The suggestion that Skype and occasional meetings can take the place of a shared environment is simply wrong. Those who lack social skills may find working this way is practical. For the majority this is not the case. Increased isolation directly detracts those same social skills by reducing self-confidence, feelings of self-worth and tolerance.
My wife is in the process of setting up an independent studio in Soho with another 5 animators after working primarily at home for the last 18 months simply to be in an environment where creativity can spark and shared experiences can be had.
Presumably as a ‘web strategist’ your role in life is to sit in starbucks (or some web 2.0 analogue) drinking frappa-trendy-mocha-goatee-chinos, surfing the web and spouting rubbish such as this. Collaboration and communication tools aid and enhance the social fabric that helps form the core of a functional team, they don’t replace it.
Ryan
02. Oct, 2009
I think people are still stuck on offices just so that they can say they have an office. It has a certain air of authority to it. But yes, I agree with you completely. Business leaders need to dispel that notion.
Jaan Orvet
05. Oct, 2009
@Julian – Thank you for your passionate comment!
An office and being social do not necessarily go hand in hand. They often do, but far from always. But that’s not the point of the post even though I’ll get back to that in a moment.
The post challenges the notion that one “must” have an office.

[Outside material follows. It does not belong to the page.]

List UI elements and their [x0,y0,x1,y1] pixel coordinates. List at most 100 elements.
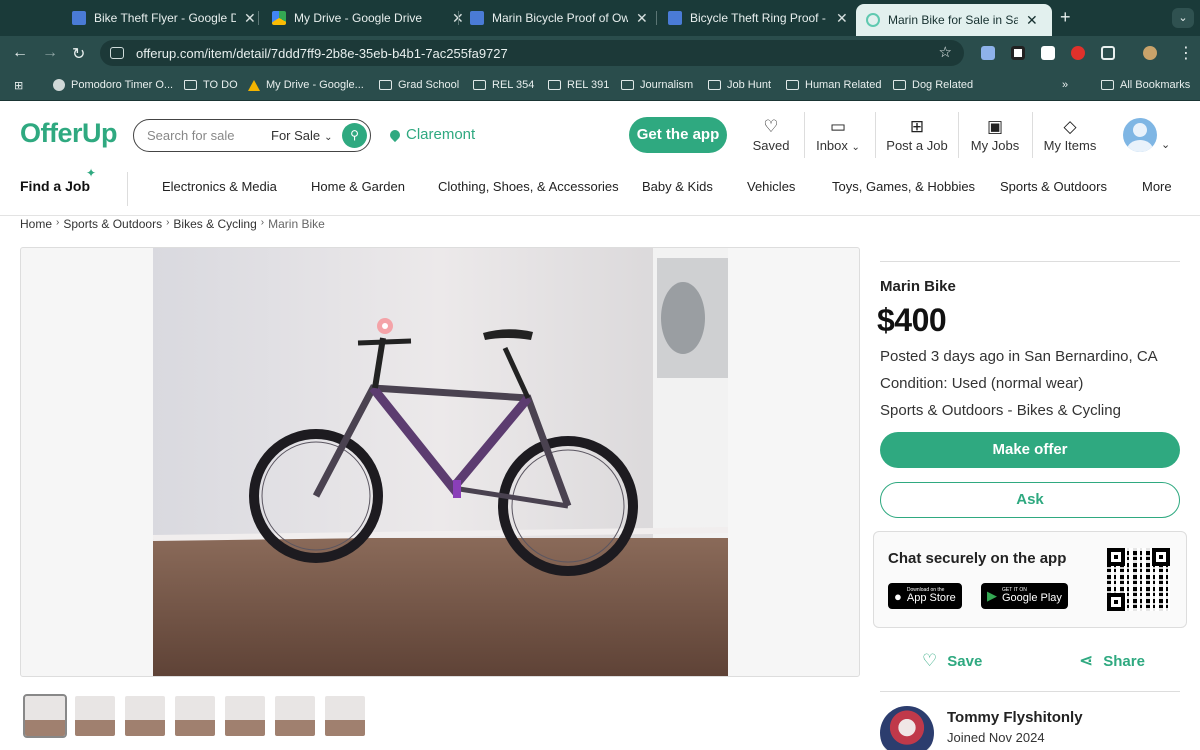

That is simply not the case for a very large number of people who would do just as well or better working in a less traditional setting. And your are correct, we live in a society where those who are less comfortable in social interactions can work in a way that fits them. I think that’s a great thing.
I don’t agree that social interaction only happens in an office. Co-working spaces, and yes coffee shops where freelancers meet, work and exchange ideas are at least equally social and thriving environments.
@Ryan – Very true. I have seen businesses struggle, hamper their growth and in some cases go under because their leaders poor money in to such “musts” as posh office space.